All the same, despite the intense­ly divisive nature of his regime, Assad’s government remains in power. Traffic runs in the streets of Damascus, taxes are paid, the army remains loyal to his command and the government civil service ad­ministers his government’s edicts.
However, public acquiescence to Assad’s rule should not be conflat­ed with public support for Bashar Assad so much as the regime forged by his father, which many urban Syrians regard as a bulwark against the anarchy and coups that preceded it.
The collective scar left by those years, allied to Assad’s much pub­licised early liberalisation of the economy, have created a section of Syrian society that has come to re­gard its own future as firmly vested in that of the regime’s.
Much of that economic strata exists within and around the As­sad family. In 2011, the Middle East Institute estimated that ownership of major telecommunications, en­ergy and construction industries remained within the hands of no more than 200 individuals. The same year, the Financial Times suggested Assad’s cousin, Rami Makhlouf, might indirectly control up to as much as 60% of the nation­al economy.

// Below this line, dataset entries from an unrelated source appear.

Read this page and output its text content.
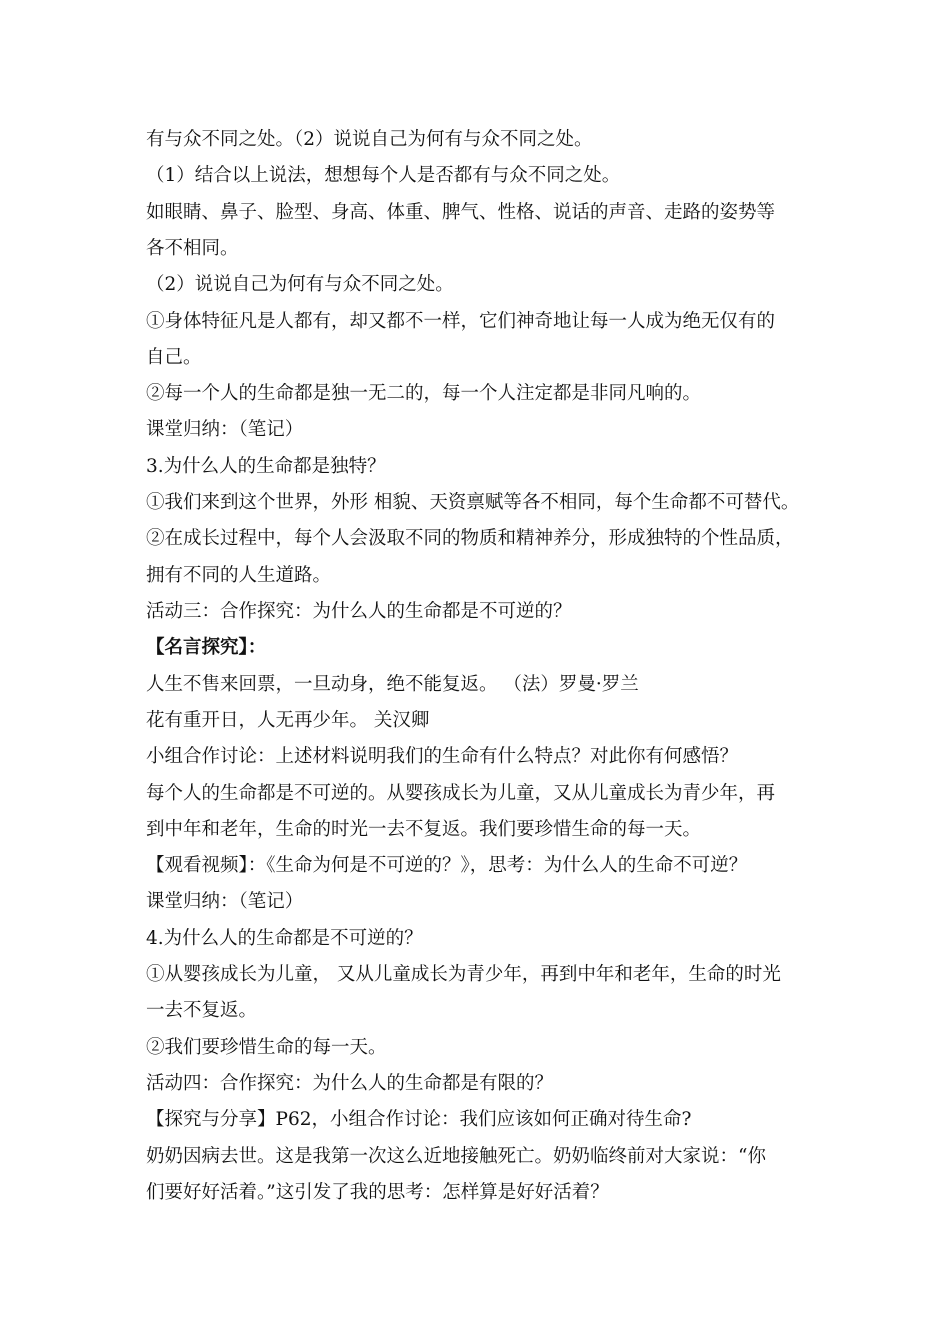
有与众不同之处。（2）说说自己为何有与众不同之处。
（1）结合以上说法，想想每个人是否都有与众不同之处。
如眼睛、鼻子、脸型、身高、体重、脾气、性格、说话的声音、走路的姿势等
各不相同。
（2）说说自己为何有与众不同之处。
①身体特征凡是人都有，却又都不一样，它们神奇地让每一人成为绝无仅有的
自己。
②每一个人的生命都是独一无二的，每一个人注定都是非同凡响的。
课堂归纳：（笔记）
3.为什么人的生命都是独特？
①我们来到这个世界，外形 相貌、天资禀赋等各不相同，每个生命都不可替代。
②在成长过程中，每个人会汲取不同的物质和精神养分，形成独特的个性品质，
拥有不同的人生道路。
活动三：合作探究：为什么人的生命都是不可逆的？
【名言探究】：
人生不售来回票，一旦动身，绝不能复返。 （法）罗曼·罗兰
花有重开日，人无再少年。 关汉卿
小组合作讨论：上述材料说明我们的生命有什么特点？对此你有何感悟？
每个人的生命都是不可逆的。从婴孩成长为儿童，又从儿童成长为青少年，再
到中年和老年，生命的时光一去不复返。我们要珍惜生命的每一天。
【观看视频】：《生命为何是不可逆的？》，思考：为什么人的生命不可逆？
课堂归纳：（笔记）
4.为什么人的生命都是不可逆的？
①从婴孩成长为儿童， 又从儿童成长为青少年，再到中年和老年，生命的时光
一去不复返。
②我们要珍惜生命的每一天。
活动四：合作探究：为什么人的生命都是有限的？
【探究与分享】P62，小组合作讨论：我们应该如何正确对待生命?
奶奶因病去世。这是我第一次这么近地接触死亡。奶奶临终前对大家说：“你
们要好好活着。”这引发了我的思考：怎样算是好好活着？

“The Assad regime and the elites that support the Syrian Arab Re­public exist in a symbiotic relation­ship that has mostly endured over the course of the civil war,” Nicho­las A. Heras, a Bacevich Fellow at the Centre for a New American Se­curity, said in e-mailed comments. “For many of these elites, they are investing their support in the As­sad regime in the expectation of its eventual victory,” rather than out of any overwhelming loyalty to its leadership.
However, beneath this super elite, lies a deeper foundation of small and medium-sized business owners, who likely want nothing more than to continue enjoying an improved standard of living with­out the disruption of widespread political upheaval.
Many of these, Heras said, “are urban and near suburban, middle-class Sunni Arabs who make up the business and administrative strata of the state and lower-middle-class and working-class Sunni Arabs that continue to fight in the Syrian Arab Army or in adjutant militias. With­out a Sunni Arab foundation of support in urban areas, the Syrian Arab Republic that houses the As­sad regime could not stand.”
However, with the hawks circling the skies over Damascus, questions over how long the regime may con­tinue to enjoy the support of a base with little personal loyalty to its leader are growing more pressing. What is likely of more immediate concern to the regime’s backers is what might happen to them should it ever tumble.
For Heras, any sudden attempt to topple the Damascus regime would be to risk opening even wider the Pandora’s box that has spilled so many evils onto Syria’s soil.
“The Alawi core of the Syrian Arab Republic’s intelligence and se­curity services would withdraw as much military hardware as it could to western coastal provinces…,” he said, “and the Iranian-backed Shia militia forces that fight with the Syrian Arab Army would viciously contest rebel forces.
“Damascus would likely not be completely under the control of the armed opposition, and there would be pockets of either Assad forces or Iranian-backed Shia militias in the city. It would be a mess that would dwarf Tripoli, Libya or Mogadishu, Somalia in terms of militia conflict and bloodshed.”